Some of this involves screening at the patient level while other efforts involve doing something for communities.  Arizona, in some of its contracting, has a specific requirement around community-level investing, Gottlieb said. “It's all over the map. I would say that we're a long way from proven effectiveness. The reason we are seeing so much experimentation is because we don't 100 percent know what's going to work,” she said. “I would say it's incumbent on us to learn from those different payment models, and make sure that we're looking not only at what makes us do more and do differently, but really, what is achieving equity. The implicit assumption with all of this work was that we would advance equity, but in studying social determinants interventions, we haven't always consistently looked at equity as an outcome, and I think that that's the direction we need to go.”

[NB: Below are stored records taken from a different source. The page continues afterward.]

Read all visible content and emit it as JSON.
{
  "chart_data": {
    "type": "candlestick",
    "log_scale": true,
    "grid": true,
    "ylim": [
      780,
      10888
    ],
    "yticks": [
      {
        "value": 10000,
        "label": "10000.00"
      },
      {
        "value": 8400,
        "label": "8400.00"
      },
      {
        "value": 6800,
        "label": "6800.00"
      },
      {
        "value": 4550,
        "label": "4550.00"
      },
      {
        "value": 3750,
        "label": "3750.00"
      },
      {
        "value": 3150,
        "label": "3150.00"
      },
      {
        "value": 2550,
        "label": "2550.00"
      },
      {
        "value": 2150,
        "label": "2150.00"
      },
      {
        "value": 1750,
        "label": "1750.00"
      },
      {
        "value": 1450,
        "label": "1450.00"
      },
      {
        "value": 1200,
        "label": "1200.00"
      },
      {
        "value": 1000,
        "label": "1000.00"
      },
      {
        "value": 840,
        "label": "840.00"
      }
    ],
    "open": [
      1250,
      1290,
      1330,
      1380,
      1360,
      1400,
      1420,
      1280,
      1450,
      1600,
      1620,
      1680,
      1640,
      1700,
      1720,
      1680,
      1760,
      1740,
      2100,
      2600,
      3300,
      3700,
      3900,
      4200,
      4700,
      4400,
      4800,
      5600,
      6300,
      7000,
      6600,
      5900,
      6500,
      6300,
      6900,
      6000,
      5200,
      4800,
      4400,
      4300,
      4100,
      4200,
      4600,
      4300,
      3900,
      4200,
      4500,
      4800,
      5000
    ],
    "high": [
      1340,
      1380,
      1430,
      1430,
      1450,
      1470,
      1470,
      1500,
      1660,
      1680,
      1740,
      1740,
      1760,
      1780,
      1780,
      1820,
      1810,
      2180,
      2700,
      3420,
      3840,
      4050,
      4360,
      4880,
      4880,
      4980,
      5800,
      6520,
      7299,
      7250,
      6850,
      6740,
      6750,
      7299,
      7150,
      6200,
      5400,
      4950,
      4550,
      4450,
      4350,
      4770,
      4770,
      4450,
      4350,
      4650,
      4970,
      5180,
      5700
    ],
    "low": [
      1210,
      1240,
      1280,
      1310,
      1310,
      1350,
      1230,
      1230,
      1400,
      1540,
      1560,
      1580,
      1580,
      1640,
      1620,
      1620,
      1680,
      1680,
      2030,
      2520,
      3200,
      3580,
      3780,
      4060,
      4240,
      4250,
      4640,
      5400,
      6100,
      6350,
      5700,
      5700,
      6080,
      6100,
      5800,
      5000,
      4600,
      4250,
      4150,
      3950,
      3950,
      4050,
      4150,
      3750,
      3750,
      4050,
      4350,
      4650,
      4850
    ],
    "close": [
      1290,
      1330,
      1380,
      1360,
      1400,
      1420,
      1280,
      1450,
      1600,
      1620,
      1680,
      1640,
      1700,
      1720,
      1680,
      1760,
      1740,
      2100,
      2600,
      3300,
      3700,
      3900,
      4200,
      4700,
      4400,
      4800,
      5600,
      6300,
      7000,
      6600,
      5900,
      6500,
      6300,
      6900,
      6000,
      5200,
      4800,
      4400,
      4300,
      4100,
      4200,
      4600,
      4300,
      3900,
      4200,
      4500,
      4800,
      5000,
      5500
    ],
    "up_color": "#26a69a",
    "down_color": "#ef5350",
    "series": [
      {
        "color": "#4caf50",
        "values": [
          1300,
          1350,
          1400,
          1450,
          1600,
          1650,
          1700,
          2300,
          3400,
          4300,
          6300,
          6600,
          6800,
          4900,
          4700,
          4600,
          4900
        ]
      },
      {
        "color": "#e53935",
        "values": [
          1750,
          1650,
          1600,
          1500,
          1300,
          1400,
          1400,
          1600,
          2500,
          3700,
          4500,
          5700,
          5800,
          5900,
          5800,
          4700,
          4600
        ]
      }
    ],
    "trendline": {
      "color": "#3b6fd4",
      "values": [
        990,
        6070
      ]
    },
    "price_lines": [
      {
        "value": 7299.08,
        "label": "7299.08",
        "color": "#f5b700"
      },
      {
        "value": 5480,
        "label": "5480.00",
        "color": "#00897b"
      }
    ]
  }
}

Gottlieb noted that research has shown that the adoption of health-related social service payments hasn’t always been high. “It is hard to get people to change behaviors. An article by Amanda Brewster shows that it actually was practice innovation capacity, more than value-based payment opportunities, that led practices to do something different in primary care, so we have to think about all those other things. We need tech capacity, we need patient engagement structures, we need technical assistance, and we really need to support these systems around innovation.”

James Cruz, M.D., chief medical officer for Blue Shield of California’s Promise Health Plan, its Medicaid health plan, said that the transformation of Medicaid in California through CalAim serves as an important first step in terms of how to integrate patient social needs into primary care. The state Department of Health Care Services has issued specific codes that allow for the reimbursement of services addressing a medical member's social needs. “This is an important transformational mechanism that ensures that health plans and providers are able to take on that work,” he said. “Equally important, it provides an impactful funding stream for community-based organizations that provide those much-needed social services on a daily basis. These community-based organizations really serve as the cornerstone to address healthcare inequities experienced by communities of color and low-income Californians.”

Cruz said his plan has funded community health navigators and partnered those navigators in a variety of clinical settings, such as federally qualified health centers, and other community-based agencies so that they work with members, and with the providers. “They assist the member to identify resources to address their social needs. We also help them navigate through the healthcare system, to ensure they're able to access the clinical services that they need. From our standpoint, that's how we are beginning that process of integrating the social determinants of health into primary care.”